A truck is stopped for a red light at Ridge Road on Higgins line. At the instant the light turns green, the truck pulls away with a constant acceleration of 3.3 m/s2. A cyclist approaching the truck with a constant velocity of 12.0 m/s is 8.60 m behind the truck when the light turns green.
(1) What is the elapsed time from the changing of the light to when the cyclist passes the truck?
(2)What is the elapsed time from the changing of the light to when the truck repasses the cyclist?
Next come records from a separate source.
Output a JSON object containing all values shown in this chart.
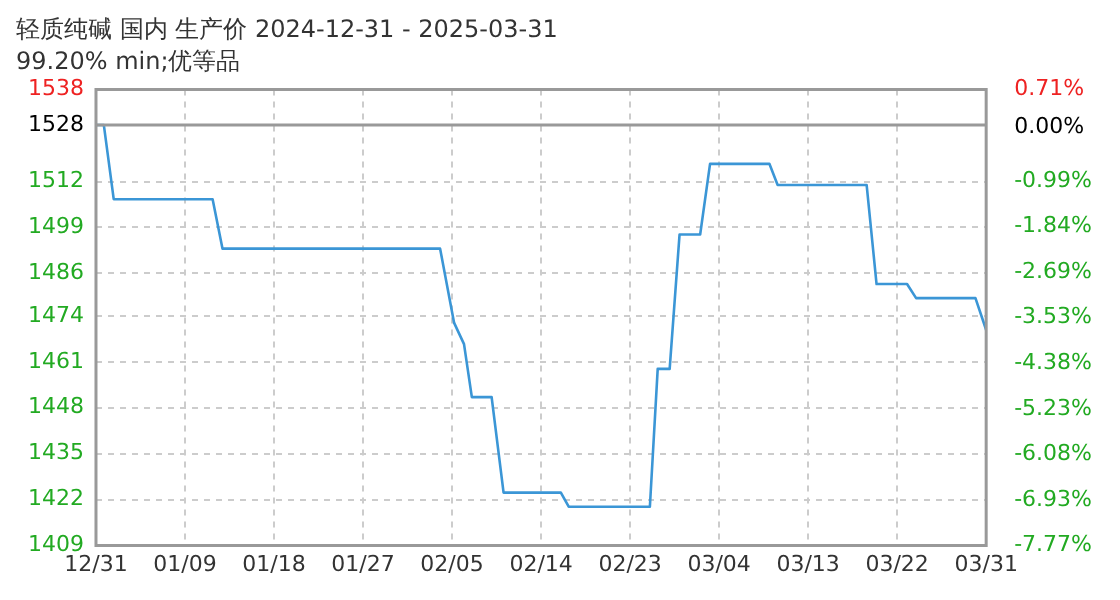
{
  "chart_data": {
    "type": "line",
    "title": "轻质纯碱 国内 生产价 2024-12-31 - 2025-03-31",
    "subtitle": "99.20% min;优等品",
    "series": [
      {
        "color": "#3b96d6",
        "x": [
          "2024-12-31",
          "2024-12-31T19:00",
          "2025-01-01T19:00",
          "2025-01-11T19:00",
          "2025-01-12T19:00",
          "2025-02-03T19:00",
          "2025-02-05T05:00",
          "2025-02-06T05:00",
          "2025-02-07",
          "2025-02-09",
          "2025-02-10T05:00",
          "2025-02-16",
          "2025-02-16T19:00",
          "2025-02-25",
          "2025-02-25T19:00",
          "2025-02-27",
          "2025-02-28",
          "2025-03-02T02:00",
          "2025-03-03T02:00",
          "2025-03-09T02:00",
          "2025-03-09T22:00",
          "2025-03-18T22:00",
          "2025-03-19T22:00",
          "2025-03-23",
          "2025-03-23T22:00",
          "2025-03-29T22:00",
          "2025-03-31"
        ],
        "values": [
          1528,
          1528,
          1507,
          1507,
          1493,
          1493,
          1472,
          1466,
          1451,
          1451,
          1424,
          1424,
          1420,
          1420,
          1459,
          1459,
          1497,
          1497,
          1517,
          1517,
          1511,
          1511,
          1483,
          1483,
          1479,
          1479,
          1470
        ]
      }
    ],
    "xlim": [
      "2024-12-31",
      "2025-03-31"
    ],
    "xticks": [
      {
        "value": "2024-12-31",
        "label": "12/31"
      },
      {
        "value": "2025-01-09",
        "label": "01/09"
      },
      {
        "value": "2025-01-18",
        "label": "01/18"
      },
      {
        "value": "2025-01-27",
        "label": "01/27"
      },
      {
        "value": "2025-02-05",
        "label": "02/05"
      },
      {
        "value": "2025-02-14",
        "label": "02/14"
      },
      {
        "value": "2025-02-23",
        "label": "02/23"
      },
      {
        "value": "2025-03-04",
        "label": "03/04"
      },
      {
        "value": "2025-03-13",
        "label": "03/13"
      },
      {
        "value": "2025-03-22",
        "label": "03/22"
      },
      {
        "value": "2025-03-31",
        "label": "03/31"
      }
    ],
    "ylim": [
      1409,
      1538
    ],
    "yticks": [
      1409,
      1422,
      1435,
      1448,
      1461,
      1474,
      1486,
      1499,
      1512,
      1528,
      1538
    ],
    "y2lim": [
      -7.77,
      0.71
    ],
    "y2ticks": [
      {
        "value": -7.77,
        "label": "-7.77%"
      },
      {
        "value": -6.93,
        "label": "-6.93%"
      },
      {
        "value": -6.08,
        "label": "-6.08%"
      },
      {
        "value": -5.23,
        "label": "-5.23%"
      },
      {
        "value": -4.38,
        "label": "-4.38%"
      },
      {
        "value": -3.53,
        "label": "-3.53%"
      },
      {
        "value": -2.69,
        "label": "-2.69%"
      },
      {
        "value": -1.84,
        "label": "-1.84%"
      },
      {
        "value": -0.99,
        "label": "-0.99%"
      },
      {
        "value": 0,
        "label": "0.00%"
      },
      {
        "value": 0.71,
        "label": "0.71%"
      }
    ],
    "ref_lines": [
      {
        "axis": "y",
        "value": 1528,
        "color": "#999999"
      }
    ],
    "grid": true,
    "legend": false,
    "marker": "none",
    "line_style": "solid"
  }
}
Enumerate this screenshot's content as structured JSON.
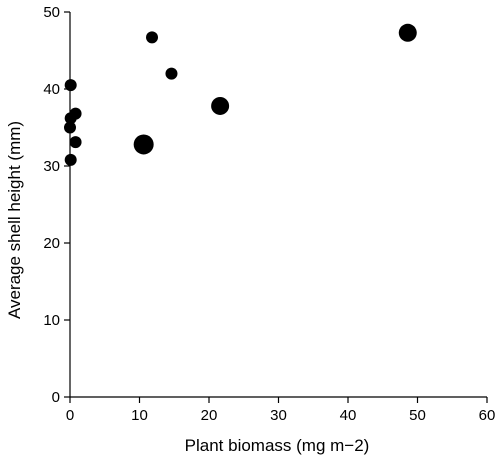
{
  "chart_data": {
    "type": "scatter",
    "xlabel": "Plant biomass (mg m−2)",
    "ylabel": "Average shell height (mm)",
    "xlim": [
      0,
      60
    ],
    "ylim": [
      0,
      50
    ],
    "x_ticks": [
      0,
      10,
      20,
      30,
      40,
      50,
      60
    ],
    "y_ticks": [
      0,
      10,
      20,
      30,
      40,
      50
    ],
    "grid": false,
    "legend": "none",
    "point_color": "#000000",
    "points": [
      {
        "x": 0.1,
        "y": 40.5,
        "size": "small"
      },
      {
        "x": 0.1,
        "y": 36.2,
        "size": "small"
      },
      {
        "x": 0.0,
        "y": 35.0,
        "size": "small"
      },
      {
        "x": 0.8,
        "y": 36.8,
        "size": "small"
      },
      {
        "x": 0.8,
        "y": 33.1,
        "size": "small"
      },
      {
        "x": 0.1,
        "y": 30.8,
        "size": "small"
      },
      {
        "x": 11.8,
        "y": 46.7,
        "size": "small"
      },
      {
        "x": 14.6,
        "y": 42.0,
        "size": "small"
      },
      {
        "x": 10.6,
        "y": 32.8,
        "size": "large"
      },
      {
        "x": 21.6,
        "y": 37.8,
        "size": "medium"
      },
      {
        "x": 48.6,
        "y": 47.3,
        "size": "medium"
      }
    ]
  }
}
i know how to do number 1. but i'm stuck on number two. i have the answer (6.38s) but i have no idea how to get that answer. any help would be greatly appreciated! thanks
To solve for the elapsed time from the changing of the light to when the truck repasses the cyclist, we can start by finding the position of the truck and cyclist at the moment they pass each other.
1. We know that the truck has a constant acceleration of 3.3 m/s^2 from the moment the light turns green. We can use the equation of motion: s = ut + 1/2at^2, where s is the displacement, u is the initial velocity, a is the acceleration, and t is time.
The initial velocity of the truck is 0 m/s since it starts from rest. Thus, the displacement of the truck at the moment the cyclist passes it is given by:
s_truck = 1/2 * 3.3 * t^2 (equation 1)
2. The cyclist, on the other hand, has a constant velocity of 12.0 m/s. The displacement of the cyclist at the moment of passing the truck is given by:
s_cyclist = 12.0 * t (equation 2)
Now, let's find the time when the cyclist passes the truck.
3. Since they pass each other, when the cyclist overtakes the truck, their respective displacements will be equal. Therefore, we can equate equations 1 and 2:
1/2 * 3.3 * t^2 = 12.0 * t
4. Simplify the equation:
1.65 * t^2 = 12.0 * t
5. Rearrange the equation to form a quadratic equation:
1.65 * t^2 - 12.0 * t = 0
We can now solve this equation using the quadratic formula.
6. Apply the quadratic formula to find the positive value of t:
t = (-b + √(b^2 - 4ac)) / (2a), where a = 1.65, b = -12.0, and c = 0
t = (-(-12.0) + √((-12.0)^2 - 4 * 1.65 * 0)) / (2 * 1.65)
t = (12.0 + √(144.0 - 0)) / 3.3
t = (12.0 + √144.0) / 3.3
t ≈ (12.0 + 12.0) / 3.3
t ≈ 24.0 / 3.3
t ≈ 7.27 seconds
The time it takes for the cyclist to pass the truck is approximately 7.27 seconds.
Now, let's move on to solving the second part of the question: the elapsed time from the changing of the light to when the truck repasses the cyclist.
7. To find the elapsed time from the changing of the light to when the truck repasses the cyclist, we need to find the time it takes for the truck to catch up to the cyclist after they pass each other.
8. As we found earlier, the time it takes for the cyclist to pass the truck is approximately 7.27 seconds.
9. Since the truck starts from rest and accelerates at 3.3 m/s^2, we can again use the equation of motion: s = ut + 1/2at^2, where s is the displacement, u is the initial velocity, a is the acceleration, and t is time.
Let's denote the time it takes for the truck to repass the cyclist as T. At this moment, the displacement of the truck is equal to the displacement of the cyclist.
Using equation 1, we can write:
1/2 * 3.3 * T^2 = 12.0 * T
10. Simplify the equation:
1.65 * T^2 - 12.0 * T = 0
11. Rearrange the equation to form a quadratic equation:
1.65 * T^2 - 12.0 * T = 0
Now, solve this quadratic equation using the quadratic formula to find the positive value of T:
T = (-(-12.0) + √((-12.0)^2 - 4 * 1.65 * 0)) / (2 * 1.65)
T = (12.0 + √(144.0 - 0)) / 3.3
T = (12.0 + √144.0) / 3.3
T ≈ (12.0 + 12.0) / 3.3
T ≈ 24.0 / 3.3
T ≈ 7.27 seconds
Therefore, the elapsed time from the changing of the light to when the truck repasses the cyclist is approximately 7.27 seconds, which is indeed the same as the time it takes for the cyclist to pass the truck.